Posner has to wonder if he means Hardy or himself.
But Hector moves on. “'Uncoffined' is a typical Hardy usage. It's a compound adjective, formed by putting 'un-' in front of the noun. Or verb, of course. Un-kissed. Un-rejoicing. Un-confessed. Un-embraced.”
Posner listens, carefully, that familiar, dull ache of dissatisfaction settling in his chest. It sounds like a litany of his life so far and continuing on into the foreseeable future.
“It's a turn of phrase he has bequeathed to Larkin, who liked Hardy, apparently. He does the same. Un-spent.
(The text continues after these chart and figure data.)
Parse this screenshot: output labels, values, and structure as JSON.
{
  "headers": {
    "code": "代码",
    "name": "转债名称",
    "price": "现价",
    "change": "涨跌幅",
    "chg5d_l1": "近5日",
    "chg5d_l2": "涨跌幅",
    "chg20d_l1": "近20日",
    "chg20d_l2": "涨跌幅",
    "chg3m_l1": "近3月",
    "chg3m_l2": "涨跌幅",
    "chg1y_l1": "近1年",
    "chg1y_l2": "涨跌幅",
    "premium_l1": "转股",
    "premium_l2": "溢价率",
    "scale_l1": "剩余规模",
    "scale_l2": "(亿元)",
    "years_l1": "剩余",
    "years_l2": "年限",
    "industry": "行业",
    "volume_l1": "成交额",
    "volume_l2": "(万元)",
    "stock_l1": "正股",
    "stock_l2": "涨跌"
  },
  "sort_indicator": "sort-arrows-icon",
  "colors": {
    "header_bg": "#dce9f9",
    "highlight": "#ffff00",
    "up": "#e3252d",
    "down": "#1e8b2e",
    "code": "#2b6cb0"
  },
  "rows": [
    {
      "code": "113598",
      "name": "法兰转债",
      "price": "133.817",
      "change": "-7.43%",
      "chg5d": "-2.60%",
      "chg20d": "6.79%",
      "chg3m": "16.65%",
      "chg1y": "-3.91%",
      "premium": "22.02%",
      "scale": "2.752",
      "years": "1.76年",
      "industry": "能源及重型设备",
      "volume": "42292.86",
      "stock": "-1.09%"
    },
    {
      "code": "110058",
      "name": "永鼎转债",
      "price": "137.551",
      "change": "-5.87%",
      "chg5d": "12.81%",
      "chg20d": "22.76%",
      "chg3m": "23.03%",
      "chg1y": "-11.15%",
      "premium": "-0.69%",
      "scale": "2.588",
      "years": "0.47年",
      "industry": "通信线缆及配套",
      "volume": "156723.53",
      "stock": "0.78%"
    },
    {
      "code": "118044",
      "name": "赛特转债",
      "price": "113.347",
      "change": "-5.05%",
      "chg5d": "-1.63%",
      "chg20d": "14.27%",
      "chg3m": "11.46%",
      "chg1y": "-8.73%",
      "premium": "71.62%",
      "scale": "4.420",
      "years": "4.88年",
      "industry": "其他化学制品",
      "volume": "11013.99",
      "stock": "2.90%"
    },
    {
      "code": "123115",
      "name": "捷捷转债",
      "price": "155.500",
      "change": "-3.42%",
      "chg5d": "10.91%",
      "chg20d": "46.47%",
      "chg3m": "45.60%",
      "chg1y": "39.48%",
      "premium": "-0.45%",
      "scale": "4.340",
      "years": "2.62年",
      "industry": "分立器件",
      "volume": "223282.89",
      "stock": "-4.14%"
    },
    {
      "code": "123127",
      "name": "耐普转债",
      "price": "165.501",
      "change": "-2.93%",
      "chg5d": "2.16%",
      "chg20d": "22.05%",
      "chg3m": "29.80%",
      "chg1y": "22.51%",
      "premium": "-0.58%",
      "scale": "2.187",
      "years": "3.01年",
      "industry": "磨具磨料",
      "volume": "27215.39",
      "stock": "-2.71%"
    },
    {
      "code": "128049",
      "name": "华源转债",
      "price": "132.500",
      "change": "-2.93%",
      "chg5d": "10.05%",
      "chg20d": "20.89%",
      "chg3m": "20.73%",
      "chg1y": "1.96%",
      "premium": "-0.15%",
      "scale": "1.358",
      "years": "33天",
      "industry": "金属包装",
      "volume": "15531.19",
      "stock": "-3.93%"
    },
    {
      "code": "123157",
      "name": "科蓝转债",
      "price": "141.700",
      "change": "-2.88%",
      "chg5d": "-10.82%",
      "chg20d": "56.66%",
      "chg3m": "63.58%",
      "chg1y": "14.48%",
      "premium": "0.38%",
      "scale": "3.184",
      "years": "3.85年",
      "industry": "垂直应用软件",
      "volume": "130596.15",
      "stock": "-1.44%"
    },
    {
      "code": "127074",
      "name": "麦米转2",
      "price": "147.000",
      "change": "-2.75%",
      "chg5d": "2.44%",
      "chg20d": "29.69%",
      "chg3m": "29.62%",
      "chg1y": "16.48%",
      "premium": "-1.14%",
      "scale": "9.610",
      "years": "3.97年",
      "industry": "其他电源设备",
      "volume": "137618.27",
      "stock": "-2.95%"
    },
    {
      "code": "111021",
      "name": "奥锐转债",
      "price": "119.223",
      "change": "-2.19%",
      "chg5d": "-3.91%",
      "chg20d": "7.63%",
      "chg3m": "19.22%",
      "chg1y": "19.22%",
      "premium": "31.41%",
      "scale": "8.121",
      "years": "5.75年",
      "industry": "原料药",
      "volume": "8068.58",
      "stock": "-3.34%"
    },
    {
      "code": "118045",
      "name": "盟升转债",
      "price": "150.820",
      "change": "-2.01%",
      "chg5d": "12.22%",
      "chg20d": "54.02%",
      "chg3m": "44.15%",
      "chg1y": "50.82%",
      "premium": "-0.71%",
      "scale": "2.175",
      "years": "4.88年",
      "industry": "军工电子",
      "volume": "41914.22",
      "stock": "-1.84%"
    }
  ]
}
Un-fingermarked.”
A few months ago, those words would not have brought the blush to Posner's cheeks that comes now.
“And with both of them, it brings a sense of...not sharing. Of being out of it. Whether because of diffidence or shyness, but a holding back. Not being in the swim. Can you see that?”
“Yes, sir,” Posner answers, his voice sounding strange to his own ears, as though he hasn't used it in years. “I've felt that a bit.”
His eyes are on his hands as he speaks, but after a moment, he looks up at Hector. He's not sure what he wants to see in the man's face, but...something. Something to tell him this isn't awful, that he's not alone.
Hector is quiet for a long moment, looking, it seems, everywhere but at Posner. Eventually, after he has gathered his thoughts, he says, “The best moments in reading are when you come across something—a thought, a feeling, a way of looking at things—that you'd thought special, particular to you. And here it is,” he holds up his hands as though reading a book, “set down by someone else, a person you have never met, maybe even someone long dead. And it is as if a hand has come out and taken yours.” His eyes close as he speaks, and he reaches out his hand in illustration, and Posner desperately wants to take his hand, to feel that connection to someone physically there, not to someone long dead, penning verses to drummers in Africa. He slides his hand forward, almost touching Hector's.
And then Hector's hand is withdrawn, and the moment passes.
“Let's just have that last verse again, and I'll let you go.”
Posner nods, reciting quietly, “'Yet portion of that unknown plain
Will Hodge for ever be;
His homely Northern breast and brain
Grow to some Southern tree,
And strange-eyed constellations reign
His stars eternally.'”
He takes a deep breath, getting himself back under control, and the connection is lost.
Dakin comes in then, carrying a motorbike helmet, and Hector's attention is diverted completely from Posner.
"And now, having thrown in Drummer Hodge, as found, here reporting for duty, helmet in hand, is young Lieutenant Dakin."
"I'm sorry, sir," Dakin says with that expression that defies unforgiveness.
"No, no," says Hector, like everyone else, not immune to that face. "You were more gainfully employed, I'm sure. Why the helmet?"
"My turn on the bike. It's Wednesday, sir."
"Is it?" Hector asks, and Posner sits back, left out, as always, from this particular portion of their student lives. "So it is. But no. Not today. No. Today I go a different way. 'The words of Mercury are harsh after the songs of Apollo. You that way, we this way.'"
He hurries off then, and Posner and Dakin exchange curious glances. Never before has Dakin been denied a ride home.
[ooc: All dialogue is from the Fox Searchlights film The History Boys or the Alan Bennett play of the same name.]